I could claim that this is a comment on ocean pollution – and rather a good one if I may say so.
But, actually, I liked the idea that this project was completely free! Which is just as well, because as this plarn was made from biodegradable plastic bags, I fear Lawrence won’t be with us for long…

Monday, 31 October 2011

Long evenings

Daylight savings is rubbish when I'm still at my desk at work at nightfall, but pretty darn cosy when I'm at home snuggled up in my pyjamas... or with my pyjamas.
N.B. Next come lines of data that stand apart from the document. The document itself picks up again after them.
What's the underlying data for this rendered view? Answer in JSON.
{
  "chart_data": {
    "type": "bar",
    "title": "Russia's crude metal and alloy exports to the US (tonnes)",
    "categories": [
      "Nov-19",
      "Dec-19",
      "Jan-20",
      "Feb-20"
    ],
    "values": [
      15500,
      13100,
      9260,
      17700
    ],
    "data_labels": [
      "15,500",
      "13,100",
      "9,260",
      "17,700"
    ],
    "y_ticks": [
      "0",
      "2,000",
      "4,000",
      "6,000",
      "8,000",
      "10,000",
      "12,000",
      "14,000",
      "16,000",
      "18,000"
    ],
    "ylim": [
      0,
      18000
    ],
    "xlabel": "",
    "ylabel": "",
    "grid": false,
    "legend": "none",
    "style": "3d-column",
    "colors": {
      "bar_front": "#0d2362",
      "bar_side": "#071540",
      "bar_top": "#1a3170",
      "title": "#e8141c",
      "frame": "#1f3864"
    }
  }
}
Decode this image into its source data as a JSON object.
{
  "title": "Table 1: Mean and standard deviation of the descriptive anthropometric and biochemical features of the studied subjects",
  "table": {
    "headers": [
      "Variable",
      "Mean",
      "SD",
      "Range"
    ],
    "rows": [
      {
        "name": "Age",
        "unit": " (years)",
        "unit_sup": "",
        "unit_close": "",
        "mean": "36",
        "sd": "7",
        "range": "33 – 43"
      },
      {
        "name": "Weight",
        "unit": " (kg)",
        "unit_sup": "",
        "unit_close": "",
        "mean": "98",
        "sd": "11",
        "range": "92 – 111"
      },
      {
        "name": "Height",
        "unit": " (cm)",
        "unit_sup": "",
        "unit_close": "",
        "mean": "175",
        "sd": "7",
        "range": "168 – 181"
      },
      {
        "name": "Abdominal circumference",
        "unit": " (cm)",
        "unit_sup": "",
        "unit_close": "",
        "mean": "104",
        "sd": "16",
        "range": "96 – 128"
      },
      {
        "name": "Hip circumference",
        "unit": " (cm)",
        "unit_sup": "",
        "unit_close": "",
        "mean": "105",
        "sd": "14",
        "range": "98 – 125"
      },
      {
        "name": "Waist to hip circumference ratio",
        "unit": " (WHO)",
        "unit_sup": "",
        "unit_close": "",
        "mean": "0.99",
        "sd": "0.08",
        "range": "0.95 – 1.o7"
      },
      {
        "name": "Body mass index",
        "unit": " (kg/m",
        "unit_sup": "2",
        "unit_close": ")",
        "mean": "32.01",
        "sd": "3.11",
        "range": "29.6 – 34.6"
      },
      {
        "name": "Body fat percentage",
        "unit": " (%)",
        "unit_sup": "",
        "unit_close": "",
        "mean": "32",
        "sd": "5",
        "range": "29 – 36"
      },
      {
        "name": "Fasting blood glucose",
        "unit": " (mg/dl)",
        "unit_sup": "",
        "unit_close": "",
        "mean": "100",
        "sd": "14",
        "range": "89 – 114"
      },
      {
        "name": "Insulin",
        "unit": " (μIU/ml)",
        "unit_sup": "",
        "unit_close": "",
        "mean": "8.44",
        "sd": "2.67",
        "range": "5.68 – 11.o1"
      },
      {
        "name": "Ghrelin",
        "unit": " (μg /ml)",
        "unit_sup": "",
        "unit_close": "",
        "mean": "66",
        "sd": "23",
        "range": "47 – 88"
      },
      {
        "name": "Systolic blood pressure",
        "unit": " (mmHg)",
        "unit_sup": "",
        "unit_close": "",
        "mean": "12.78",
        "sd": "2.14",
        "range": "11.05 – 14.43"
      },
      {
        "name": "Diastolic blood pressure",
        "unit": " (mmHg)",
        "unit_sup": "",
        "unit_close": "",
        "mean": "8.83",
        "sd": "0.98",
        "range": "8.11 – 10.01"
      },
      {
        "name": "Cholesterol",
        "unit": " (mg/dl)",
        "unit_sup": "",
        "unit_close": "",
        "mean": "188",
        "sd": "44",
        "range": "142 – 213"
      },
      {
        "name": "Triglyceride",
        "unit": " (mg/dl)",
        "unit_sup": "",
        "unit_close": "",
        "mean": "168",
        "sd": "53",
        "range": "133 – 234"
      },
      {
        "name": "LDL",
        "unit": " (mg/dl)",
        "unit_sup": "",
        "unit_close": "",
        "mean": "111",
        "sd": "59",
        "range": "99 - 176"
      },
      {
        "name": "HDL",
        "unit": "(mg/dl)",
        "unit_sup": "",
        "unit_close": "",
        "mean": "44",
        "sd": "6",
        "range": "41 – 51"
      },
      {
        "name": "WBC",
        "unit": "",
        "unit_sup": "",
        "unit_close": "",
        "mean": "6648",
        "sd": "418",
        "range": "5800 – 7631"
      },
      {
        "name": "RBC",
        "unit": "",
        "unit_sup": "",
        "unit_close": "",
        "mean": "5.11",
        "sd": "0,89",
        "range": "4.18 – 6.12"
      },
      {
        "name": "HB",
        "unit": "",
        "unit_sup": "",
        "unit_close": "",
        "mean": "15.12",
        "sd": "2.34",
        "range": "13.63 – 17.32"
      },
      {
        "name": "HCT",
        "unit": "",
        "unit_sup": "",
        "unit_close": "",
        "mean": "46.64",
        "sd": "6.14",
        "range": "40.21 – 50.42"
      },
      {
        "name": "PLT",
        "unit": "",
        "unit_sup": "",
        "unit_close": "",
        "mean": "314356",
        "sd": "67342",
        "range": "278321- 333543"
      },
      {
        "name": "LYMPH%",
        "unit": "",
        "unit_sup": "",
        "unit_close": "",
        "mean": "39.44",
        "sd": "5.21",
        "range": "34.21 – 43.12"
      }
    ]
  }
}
I've dug out a cushion cover I made last summer from our old flannel pyjamas. Its super-snuggly, and has a handy pocket for love notes, the tv remote, or, in my case, thread trimmings to keep safe and out of the mouths of babes.

It was a really good beginning project. I learned machine basics – how to wind bobbins, thread up, change feet and needles (oh, and not to sew over pins) and i also designed it myself.
And then had to trim the pieced squares because i got the maths wrong. (I mean, really! How difficult can squares be?) And restitch  the piecing so i could ease it in properly to make the corners (nearly) match up.  I hadn’t accounted for the fact that the fabrics are all different, and have worn differently. I had blithely and naively assumed that if I line up the edges, my magic new machine would sort out the middle bits, Actually, it needed some input from me. Who’d a thunk it?